The real question then becomes, do we unilaterally find fault with the infrastructure and system itself of American healthcare, or do we find fault with the illegal practices? Personally, I believe it is the latter. I'll be the first one to say that modifications are absolutely necessary, but I think an attempt to massively overhaul the system will ultimately do more harm than good.
In this discussion, I'm really trying to analyze viable solutions that can realistically be achieved. Whether we love it or hate it, the federal government can't just get rid of private insurers from dominating the healthcare industry, so suggesting a complete switch to an NHS-style system just isn't realistic (at least over the next couple of decades). Some were saying the ACA was the first step in that direction, but as I have tried to convey in this thread, from what I can see, it seems to be causing more problems so far than improvements.

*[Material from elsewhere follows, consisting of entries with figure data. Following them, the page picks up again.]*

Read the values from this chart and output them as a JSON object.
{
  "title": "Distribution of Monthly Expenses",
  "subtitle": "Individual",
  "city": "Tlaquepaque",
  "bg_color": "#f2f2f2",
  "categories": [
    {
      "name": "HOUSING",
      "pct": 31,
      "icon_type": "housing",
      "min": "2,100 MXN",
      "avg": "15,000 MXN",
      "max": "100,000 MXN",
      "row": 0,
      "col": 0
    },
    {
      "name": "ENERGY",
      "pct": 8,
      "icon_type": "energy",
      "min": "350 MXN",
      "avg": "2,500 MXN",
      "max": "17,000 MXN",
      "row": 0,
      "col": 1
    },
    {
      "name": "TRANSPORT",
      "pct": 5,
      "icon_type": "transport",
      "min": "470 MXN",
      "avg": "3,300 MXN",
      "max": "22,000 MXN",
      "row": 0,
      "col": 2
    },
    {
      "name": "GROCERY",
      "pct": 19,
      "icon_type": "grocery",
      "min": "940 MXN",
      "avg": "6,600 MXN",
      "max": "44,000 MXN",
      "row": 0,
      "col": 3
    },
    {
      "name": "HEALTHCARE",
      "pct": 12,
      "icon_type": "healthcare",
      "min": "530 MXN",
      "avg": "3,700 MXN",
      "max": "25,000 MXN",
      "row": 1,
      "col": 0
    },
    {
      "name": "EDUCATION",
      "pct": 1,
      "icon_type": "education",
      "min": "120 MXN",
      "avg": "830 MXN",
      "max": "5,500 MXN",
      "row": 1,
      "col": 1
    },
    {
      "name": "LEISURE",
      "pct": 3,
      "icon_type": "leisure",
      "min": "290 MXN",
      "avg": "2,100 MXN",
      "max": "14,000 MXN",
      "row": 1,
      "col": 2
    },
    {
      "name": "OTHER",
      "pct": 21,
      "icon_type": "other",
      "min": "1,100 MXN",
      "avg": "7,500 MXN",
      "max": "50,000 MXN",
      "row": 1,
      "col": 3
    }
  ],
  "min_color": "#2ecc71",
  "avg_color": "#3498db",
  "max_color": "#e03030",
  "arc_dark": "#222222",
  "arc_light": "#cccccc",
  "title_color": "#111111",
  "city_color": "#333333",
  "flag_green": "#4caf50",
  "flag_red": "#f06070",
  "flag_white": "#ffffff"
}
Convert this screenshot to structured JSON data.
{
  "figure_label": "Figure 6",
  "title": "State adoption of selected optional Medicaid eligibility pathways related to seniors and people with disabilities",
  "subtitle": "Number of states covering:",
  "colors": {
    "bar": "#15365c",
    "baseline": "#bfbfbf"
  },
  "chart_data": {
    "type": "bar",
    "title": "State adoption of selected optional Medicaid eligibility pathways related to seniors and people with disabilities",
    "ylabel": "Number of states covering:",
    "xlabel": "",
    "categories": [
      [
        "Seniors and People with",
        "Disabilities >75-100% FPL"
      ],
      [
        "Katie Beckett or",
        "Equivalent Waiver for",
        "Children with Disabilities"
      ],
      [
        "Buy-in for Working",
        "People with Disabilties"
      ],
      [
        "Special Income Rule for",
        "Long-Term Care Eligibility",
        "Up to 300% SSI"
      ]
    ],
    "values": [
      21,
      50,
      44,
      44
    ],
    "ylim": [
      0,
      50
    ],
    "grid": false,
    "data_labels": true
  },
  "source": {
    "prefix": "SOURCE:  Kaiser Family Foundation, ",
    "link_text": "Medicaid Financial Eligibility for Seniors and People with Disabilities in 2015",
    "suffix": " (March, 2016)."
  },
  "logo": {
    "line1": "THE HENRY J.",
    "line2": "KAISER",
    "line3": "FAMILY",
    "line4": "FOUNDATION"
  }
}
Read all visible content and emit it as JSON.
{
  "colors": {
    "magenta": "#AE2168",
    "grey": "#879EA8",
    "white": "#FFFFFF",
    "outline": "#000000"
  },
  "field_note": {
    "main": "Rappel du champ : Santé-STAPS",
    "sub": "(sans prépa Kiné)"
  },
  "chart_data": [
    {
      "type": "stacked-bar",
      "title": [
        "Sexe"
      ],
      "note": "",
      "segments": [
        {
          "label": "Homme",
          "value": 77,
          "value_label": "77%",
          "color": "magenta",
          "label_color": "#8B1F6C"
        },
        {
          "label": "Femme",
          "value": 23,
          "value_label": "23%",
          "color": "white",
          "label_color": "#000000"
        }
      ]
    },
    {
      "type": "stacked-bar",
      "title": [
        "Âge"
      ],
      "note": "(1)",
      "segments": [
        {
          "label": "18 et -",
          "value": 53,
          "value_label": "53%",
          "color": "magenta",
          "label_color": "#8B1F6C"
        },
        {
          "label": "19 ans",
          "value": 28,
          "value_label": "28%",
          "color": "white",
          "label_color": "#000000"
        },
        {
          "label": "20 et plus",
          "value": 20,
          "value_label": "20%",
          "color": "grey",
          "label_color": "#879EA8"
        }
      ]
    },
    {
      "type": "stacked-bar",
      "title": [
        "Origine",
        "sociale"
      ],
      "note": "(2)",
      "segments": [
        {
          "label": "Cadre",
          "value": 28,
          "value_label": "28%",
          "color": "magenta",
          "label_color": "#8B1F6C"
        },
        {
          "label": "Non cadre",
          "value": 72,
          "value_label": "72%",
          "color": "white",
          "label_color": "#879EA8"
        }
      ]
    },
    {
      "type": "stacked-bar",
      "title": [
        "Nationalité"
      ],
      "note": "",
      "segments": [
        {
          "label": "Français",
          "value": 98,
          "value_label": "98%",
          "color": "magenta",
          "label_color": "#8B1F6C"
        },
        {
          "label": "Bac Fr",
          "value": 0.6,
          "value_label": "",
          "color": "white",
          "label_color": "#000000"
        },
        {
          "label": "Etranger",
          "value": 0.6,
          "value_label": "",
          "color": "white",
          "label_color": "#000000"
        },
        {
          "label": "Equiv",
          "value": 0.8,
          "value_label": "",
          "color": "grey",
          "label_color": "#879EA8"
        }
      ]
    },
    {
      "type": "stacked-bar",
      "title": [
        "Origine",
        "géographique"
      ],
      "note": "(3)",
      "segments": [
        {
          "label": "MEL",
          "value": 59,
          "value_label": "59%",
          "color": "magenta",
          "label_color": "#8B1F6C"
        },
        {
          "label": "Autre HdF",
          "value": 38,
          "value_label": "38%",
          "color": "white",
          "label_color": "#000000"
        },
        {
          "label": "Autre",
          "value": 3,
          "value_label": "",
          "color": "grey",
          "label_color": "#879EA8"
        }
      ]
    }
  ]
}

What I proposed above, involving "premium-free" emergency coverage to those without insurance, and highly subsidized premiums for at-risk individuals, and those with pre-existing conditions, seems to be the most sensible step in the right direction. With a such system, no one will be "dropped" from their existing insurance plan (the only difference will be, employers may cover a lesser percentage of their premiums). So in other words, the empirical cost of premiums won't change, but the amount most employees have to pay, might be higher.
It's not really a win-win situation, nor really a desirable one (who wants to pay more?). But just seems to be the right way forward.